Welcome to the world’s largest photo quotation resource. These are not tired old quotes scammed from online sources and passed around like stale donuts at a committee meeting. This photo quote collection is the uniquely flavored creation of a single intelligence, not a group effort or a corporate product.


You’ll find thousands of fresh quotes on photography, with more added constantly. They’re hand-selected to inform, confound, and provoke. Browse photo quotes by author, of course, but you can also engage with the quotations by subject. In fact, the photo quotes are available in three clusters of subjects—Themes, Oppositions, and On Photography.  Plunge in. Get smart. Be challenged. Cause trouble.  —Quoteman

Siegfried Kracauer
[Media critic and sociologist, b. 1889, Frankfurt, Germany, d. 1966, New York.]

 The question is whether the image decisively catches reality. (1930) 

Margaret Bourke-White
[Photographer, b. 1904, New York, d. 1971, Darien, Connecticut.]

 The element of discovery is very important. I don’t repeat myself well. I want and need that stimulus of walking forward from one new world to another. 

Italo Calvino
[Writer, b. 1923, Santiago de la Vegas, Cuba, d. 1985, Siena, Italy.]

 Whatever person you decide to photograph, or whatever thing, you must go on photographing it always, exclusively, at every hour of the day and night. 

W. Eugene Smith
[Photographer, b. 1918, Wichita, Kansas, d. 1978, Tucson, Arizona.]

 What use is having a great depth of field, if there is not an adequate depth of feeling? 

Pieter Hugo
[Photographer, b. 1976, Johannesburg, South Africa, lives in Cape Town.]

 One of the things intrinsic to the medium of photography is that it’s inherently voyeuristic, and that’s what gives the medium a lot of energy. But it also creates problems that you have to solve. 

Daido Moriyama
[Photographer, b. 1938, Ikeda-cho, Osaka, Japan, lives in Tokyo.]

 Until a few years ago, I was able to stave off an awareness that there is not an ounce of beauty in the world, and that humanity is a thing of extreme hideousness. So I could shoot and believe in something. (1972) 

Larry Fink
[Photographer, b. 1941, Brooklyn, New York, lives in Martins Creek, Pennsylvania.]

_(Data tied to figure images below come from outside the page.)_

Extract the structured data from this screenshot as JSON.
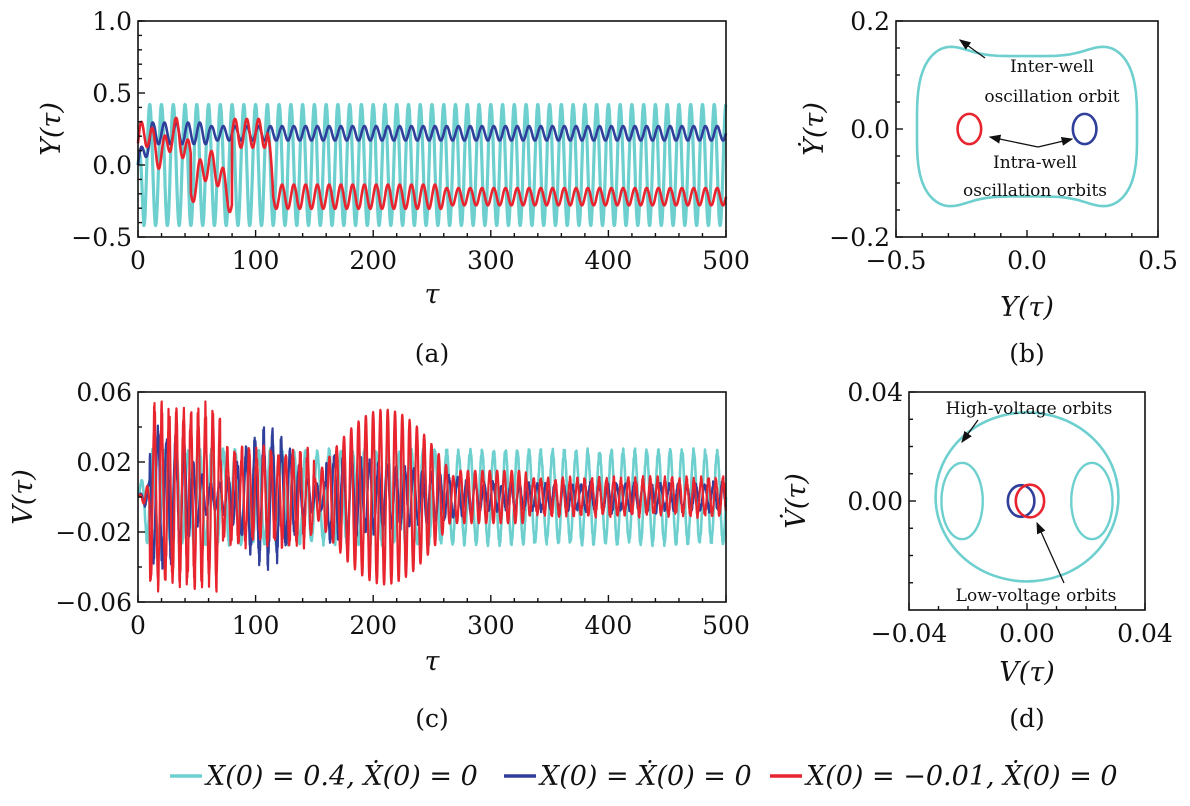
{
  "colors": {
    "cyan": "#6ecfcf",
    "blue": "#2f3f9a",
    "red": "#e8242e"
  },
  "legend": [
    {
      "key": "cyan",
      "label": "X(0) = 0.4, Ẋ(0) = 0"
    },
    {
      "key": "blue",
      "label": "X(0) = Ẋ(0) = 0"
    },
    {
      "key": "red",
      "label": "X(0) = −0.01, Ẋ(0) = 0"
    }
  ],
  "chart_data": [
    {
      "panel": "(a)",
      "type": "line",
      "xlabel": "τ",
      "ylabel": "Y(τ)",
      "xlim": [
        0,
        500
      ],
      "ylim": [
        -0.5,
        1.0
      ],
      "xticks": [
        "0",
        "100",
        "200",
        "300",
        "400",
        "500"
      ],
      "yticks": [
        "−0.5",
        "0.0",
        "0.5",
        "1.0"
      ],
      "series": [
        {
          "key": "cyan",
          "description": "inter-well oscillation",
          "mean": 0.0,
          "amplitude": 0.42,
          "period": 10
        },
        {
          "key": "blue",
          "description": "intra-well oscillation, right well",
          "settle_mean": 0.22,
          "amplitude": 0.05,
          "period": 10
        },
        {
          "key": "red",
          "description": "transient then intra-well oscillation, left well",
          "settle_mean": -0.22,
          "amplitude": 0.06,
          "period": 10,
          "settle_tau": 115
        }
      ]
    },
    {
      "panel": "(b)",
      "type": "line",
      "xlabel": "Y(τ)",
      "ylabel": "Ẏ(τ)",
      "xlim": [
        -0.5,
        0.5
      ],
      "ylim": [
        -0.2,
        0.2
      ],
      "xticks": [
        "−0.5",
        "0.0",
        "0.5"
      ],
      "yticks": [
        "−0.2",
        "0.0",
        "0.2"
      ],
      "series": [
        {
          "key": "cyan",
          "orbit": "inter-well",
          "x_range": [
            -0.42,
            0.42
          ],
          "y_range": [
            -0.16,
            0.17
          ]
        },
        {
          "key": "red",
          "orbit": "intra-well",
          "center": [
            -0.22,
            0.0
          ],
          "radius": [
            0.045,
            0.028
          ]
        },
        {
          "key": "blue",
          "orbit": "intra-well",
          "center": [
            0.22,
            0.0
          ],
          "radius": [
            0.045,
            0.028
          ]
        }
      ],
      "annotations": [
        {
          "lines": [
            "Inter-well",
            "oscillation orbit"
          ]
        },
        {
          "lines": [
            "Intra-well",
            "oscillation orbits"
          ]
        }
      ]
    },
    {
      "panel": "(c)",
      "type": "line",
      "xlabel": "τ",
      "ylabel": "V(τ)",
      "xlim": [
        0,
        500
      ],
      "ylim": [
        -0.06,
        0.06
      ],
      "xticks": [
        "0",
        "100",
        "200",
        "300",
        "400",
        "500"
      ],
      "yticks": [
        "−0.06",
        "−0.02",
        "0.02",
        "0.06"
      ],
      "series": [
        {
          "key": "cyan",
          "description": "high-voltage steady oscillation",
          "amplitude": 0.028
        },
        {
          "key": "blue",
          "description": "transient burst then low-voltage oscillation",
          "peak_amplitude": 0.042
        },
        {
          "key": "red",
          "description": "transient burst then low-voltage oscillation",
          "peak_amplitude": 0.055
        }
      ]
    },
    {
      "panel": "(d)",
      "type": "line",
      "xlabel": "V(τ)",
      "ylabel": "V̇(τ)",
      "xlim": [
        -0.04,
        0.04
      ],
      "ylim": [
        -0.04,
        0.04
      ],
      "xticks": [
        "−0.04",
        "0.00",
        "0.04"
      ],
      "yticks": [
        "0.00",
        "0.04"
      ],
      "series": [
        {
          "key": "cyan",
          "orbit": "high-voltage",
          "radius": 0.031
        },
        {
          "key": "blue",
          "orbit": "low-voltage",
          "center": [
            -0.002,
            0.0
          ],
          "radius": [
            0.0045,
            0.0058
          ]
        },
        {
          "key": "red",
          "orbit": "low-voltage",
          "center": [
            0.001,
            0.0
          ],
          "radius": [
            0.0048,
            0.006
          ]
        }
      ],
      "annotations": [
        {
          "lines": [
            "High-voltage orbits"
          ]
        },
        {
          "lines": [
            "Low-voltage orbits"
          ]
        }
      ]
    }
  ]
}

 [Photography is] the idea of the transformative merger between you and the person you are seeing, that you somehow try to enter their form, their skin, their mass, their muscle, and potentially, possibly, their soul. 

Richard Avedon
[Photographer, b. 1923, New York, d. 2004, San Antonio, Texas.]

 Nothing about [Diane Arbus’s] life, her photographs, or her death was accidental or ordinary. They were mysterious and decisive and unimaginable, except to her. Which is the way it is with genius.